The Recession affects everybody:
? I got a pre-declined credit card in the mail.
? Wives are having sex with their husbands because they can't afford batteries.
? CEO's are now playing miniature golf.
? Goldman-Sachs laid off 25 Congressmen.
? Jesse Jackson now takes up the social causes of everyone.
? I saw a Mormon polygamist with only one wife.
? If the bank returns your check marked "Insufficient Funds," you call them and ask if they meant you or them.
? McDonald's is selling the 1/4 ouncer.
? Angelina Jolie adopted a child from America.
? Parents in Beverly Hills fired their nannies and learned their children's names.
? My cousin had an exorcism but couldn't afford to pay for it, and they re-possessed her!
? A truckload of Americans were caught sneaking into Mexico.
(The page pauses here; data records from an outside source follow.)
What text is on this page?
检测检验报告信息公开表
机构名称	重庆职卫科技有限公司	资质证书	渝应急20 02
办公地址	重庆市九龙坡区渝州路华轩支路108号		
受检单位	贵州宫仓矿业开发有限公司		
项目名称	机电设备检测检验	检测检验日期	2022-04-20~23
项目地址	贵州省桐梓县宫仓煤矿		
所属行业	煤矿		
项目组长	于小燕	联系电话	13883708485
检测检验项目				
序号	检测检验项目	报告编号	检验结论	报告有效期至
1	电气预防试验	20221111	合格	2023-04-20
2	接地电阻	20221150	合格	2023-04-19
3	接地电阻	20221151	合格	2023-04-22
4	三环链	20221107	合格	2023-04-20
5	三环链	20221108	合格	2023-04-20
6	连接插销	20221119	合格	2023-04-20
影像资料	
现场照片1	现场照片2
? A picture is now only worth 200 words.
? When Bill and Hillary travel together, they now have to share a room.
? The Treasure Island casino in Las Vegas is now managed by Somali pirates.
? Congress says they are looking into this Bernard Madoff scandal.
Oh Great! The guy who made $50 Billion disappear is being investigated by the people who made $1.5 Trillion disappear!
And, finally...
? I was so depressed last night thinking about the economy, wars, jobs, my savings, Social Security, retirement funds, etc., I called the Suicide Hotline. I got a call center in Pakistan and when I told them I was suicidal, they got all excited, and asked if I could drive a truck.